Acres Down to Lucas Castle


For route details click here


As the afternoon turned out to be the pleasantest for some time, I was lured out to the New Forest once again. I decided to return to Highland Water within Minstead CP as it has lots of paths going off in all directions, making for interesting shortcuts and diversions off the cycle track. However, going off the well-surfaced, all-weather tracks was made more interesting by the inevitable mud. Despite this, it is possible to find good enough footing, as long as you are wearing sturdy waterproof boots.

It was also interesting to see a place once thick with leaves now bare and "see-through". You can see where the paths run after they turn, which is hidden amid the summer foliage, and look back through the skeleton trees at the bridge crossed some minutes before.

What else struck me was the sound of the wind through the tree tops. Down amid the roots of the trees, hardly a breath of wind stirred, but the sound above and around was as if the sea was in the sky. Strange but lovely to hear, especially with no other sounds, except now and then that of water when passing the river.

There is a little lake before emerging from the Inclosure out on to the moor. Very pretty and peaceful and I shall look forward to seeing it again next spring and summer.

When I came out on to the moorland, the paths that cross it are of the "lawn" type, very green and close shaven by the ponies. Better than any lawn-mower. Behind me the sun was westering and cast a deep autumnal light on to the slopes ahead, giving them a copper glow, in contrast to the deepening shadows in the shallow dips between.

A short, sharp shower came over suddenly and changed the landscape completely, giving it a more brooding beauty.

The path I was on came down to another part of Highland Water which has to be crossed and at this point there is no bridge.
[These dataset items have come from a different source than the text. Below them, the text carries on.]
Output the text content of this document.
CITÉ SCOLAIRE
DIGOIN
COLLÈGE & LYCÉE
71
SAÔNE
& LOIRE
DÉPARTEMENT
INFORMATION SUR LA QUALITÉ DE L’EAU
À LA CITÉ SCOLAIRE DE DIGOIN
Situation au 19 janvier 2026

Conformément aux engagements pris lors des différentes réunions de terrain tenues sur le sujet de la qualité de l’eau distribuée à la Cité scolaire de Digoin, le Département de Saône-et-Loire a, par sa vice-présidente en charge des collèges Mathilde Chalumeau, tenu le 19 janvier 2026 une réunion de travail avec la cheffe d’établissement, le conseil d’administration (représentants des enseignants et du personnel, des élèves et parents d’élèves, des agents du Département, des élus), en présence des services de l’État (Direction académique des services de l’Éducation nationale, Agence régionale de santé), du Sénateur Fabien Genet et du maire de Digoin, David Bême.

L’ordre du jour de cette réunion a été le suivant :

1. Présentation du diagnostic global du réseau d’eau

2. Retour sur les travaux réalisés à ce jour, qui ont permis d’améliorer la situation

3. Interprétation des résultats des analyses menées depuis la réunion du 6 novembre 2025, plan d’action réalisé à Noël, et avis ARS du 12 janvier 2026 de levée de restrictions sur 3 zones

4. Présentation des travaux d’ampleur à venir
It must be jumped or forded. In places it is deeper than my boots, in others shallower and running fast. I decided to cross where it branched into two streams where the water was narrower and shallower, but the opposite bank looked deeply muddy. I picked a landing place that looked more solid than the rest. I was wrong. My foot sank deep in a hole and I fell forward, fortunately landing on my hands. Mud everywhere nonetheless!
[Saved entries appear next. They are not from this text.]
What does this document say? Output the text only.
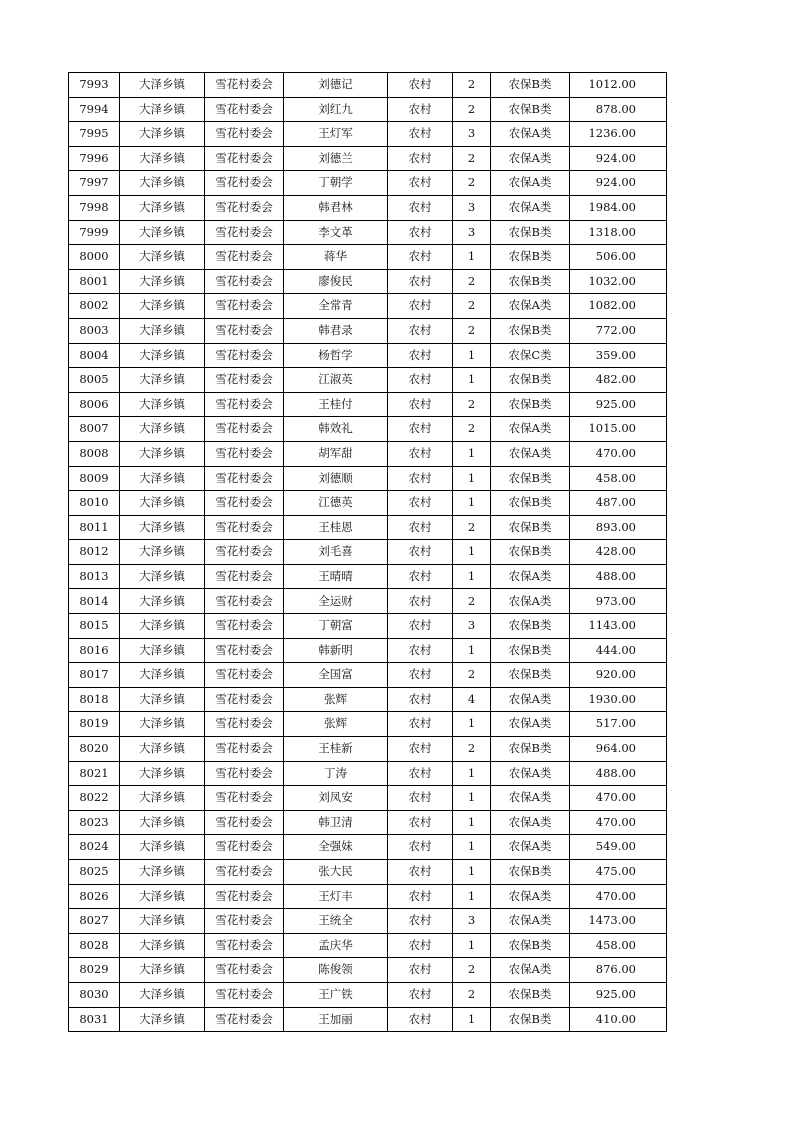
7993	大泽乡镇	雪花村委会	刘德记	农村	2	农保B类	1012.00
7994	大泽乡镇	雪花村委会	刘红九	农村	2	农保B类	878.00
7995	大泽乡镇	雪花村委会	王灯军	农村	3	农保A类	1236.00
7996	大泽乡镇	雪花村委会	刘德兰	农村	2	农保A类	924.00
7997	大泽乡镇	雪花村委会	丁朝学	农村	2	农保A类	924.00
7998	大泽乡镇	雪花村委会	韩君林	农村	3	农保A类	1984.00
7999	大泽乡镇	雪花村委会	李文革	农村	3	农保B类	1318.00
8000	大泽乡镇	雪花村委会	蒋华	农村	1	农保B类	506.00
8001	大泽乡镇	雪花村委会	廖俊民	农村	2	农保B类	1032.00
8002	大泽乡镇	雪花村委会	全常青	农村	2	农保A类	1082.00
8003	大泽乡镇	雪花村委会	韩君录	农村	2	农保B类	772.00
8004	大泽乡镇	雪花村委会	杨哲学	农村	1	农保C类	359.00
8005	大泽乡镇	雪花村委会	江淑英	农村	1	农保B类	482.00
8006	大泽乡镇	雪花村委会	王桂付	农村	2	农保B类	925.00
8007	大泽乡镇	雪花村委会	韩效礼	农村	2	农保A类	1015.00
8008	大泽乡镇	雪花村委会	胡军甜	农村	1	农保A类	470.00
8009	大泽乡镇	雪花村委会	刘德顺	农村	1	农保B类	458.00
8010	大泽乡镇	雪花村委会	江德英	农村	1	农保B类	487.00
8011	大泽乡镇	雪花村委会	王桂恩	农村	2	农保B类	893.00
8012	大泽乡镇	雪花村委会	刘毛喜	农村	1	农保B类	428.00
8013	大泽乡镇	雪花村委会	王晴晴	农村	1	农保A类	488.00
8014	大泽乡镇	雪花村委会	全运财	农村	2	农保A类	973.00
8015	大泽乡镇	雪花村委会	丁朝富	农村	3	农保B类	1143.00
8016	大泽乡镇	雪花村委会	韩新明	农村	1	农保B类	444.00
8017	大泽乡镇	雪花村委会	全国富	农村	2	农保B类	920.00
8018	大泽乡镇	雪花村委会	张辉	农村	4	农保A类	1930.00
8019	大泽乡镇	雪花村委会	张辉	农村	1	农保A类	517.00
8020	大泽乡镇	雪花村委会	王桂新	农村	2	农保B类	964.00
8021	大泽乡镇	雪花村委会	丁涛	农村	1	农保A类	488.00
8022	大泽乡镇	雪花村委会	刘凤安	农村	1	农保A类	470.00
8023	大泽乡镇	雪花村委会	韩卫清	农村	1	农保A类	470.00
8024	大泽乡镇	雪花村委会	全强妹	农村	1	农保A类	549.00
8025	大泽乡镇	雪花村委会	张大民	农村	1	农保B类	475.00
8026	大泽乡镇	雪花村委会	王灯丰	农村	1	农保A类	470.00
8027	大泽乡镇	雪花村委会	王统全	农村	3	农保A类	1473.00
8028	大泽乡镇	雪花村委会	孟庆华	农村	1	农保B类	458.00
8029	大泽乡镇	雪花村委会	陈俊领	农村	2	农保A类	876.00
8030	大泽乡镇	雪花村委会	王广铁	农村	2	农保B类	925.00
8031	大泽乡镇	雪花村委会	王加丽	农村	1	农保B类	410.00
The walk took longer than expected, probably due to time spent taking photographs, stopping to look at the scenery and negotiating streams and mud.

I climbed up from Lucas Castle to where there are two lakes. I only passed the one which was ruffling in the wind. From here I failed to find the start of the path to cross Withybed Bottom. As it was now starting towards dusk, I decided on discretion and made for the nearby car park (Albert's Mare?) from where I could walk to the road and turn right along the verge back to the crossroads near Acres Down. My main worry about walking in the dark? Bumping or being bumped into by a pony or cow. Apart from this I quite enjoyed the novelty of wandering around in the twilight. Something I wouldn't as happily do in the city.

Oh, and I saw deer of course, four fallow does grazing on one of the paths I was about to walk along in Highland Water Inclosure. They soon spotted me and after staring undecidedly for a minute they trotted off.

Back at the car at last, having sloshed through another ford, there were tea and jaffa cakes waiting.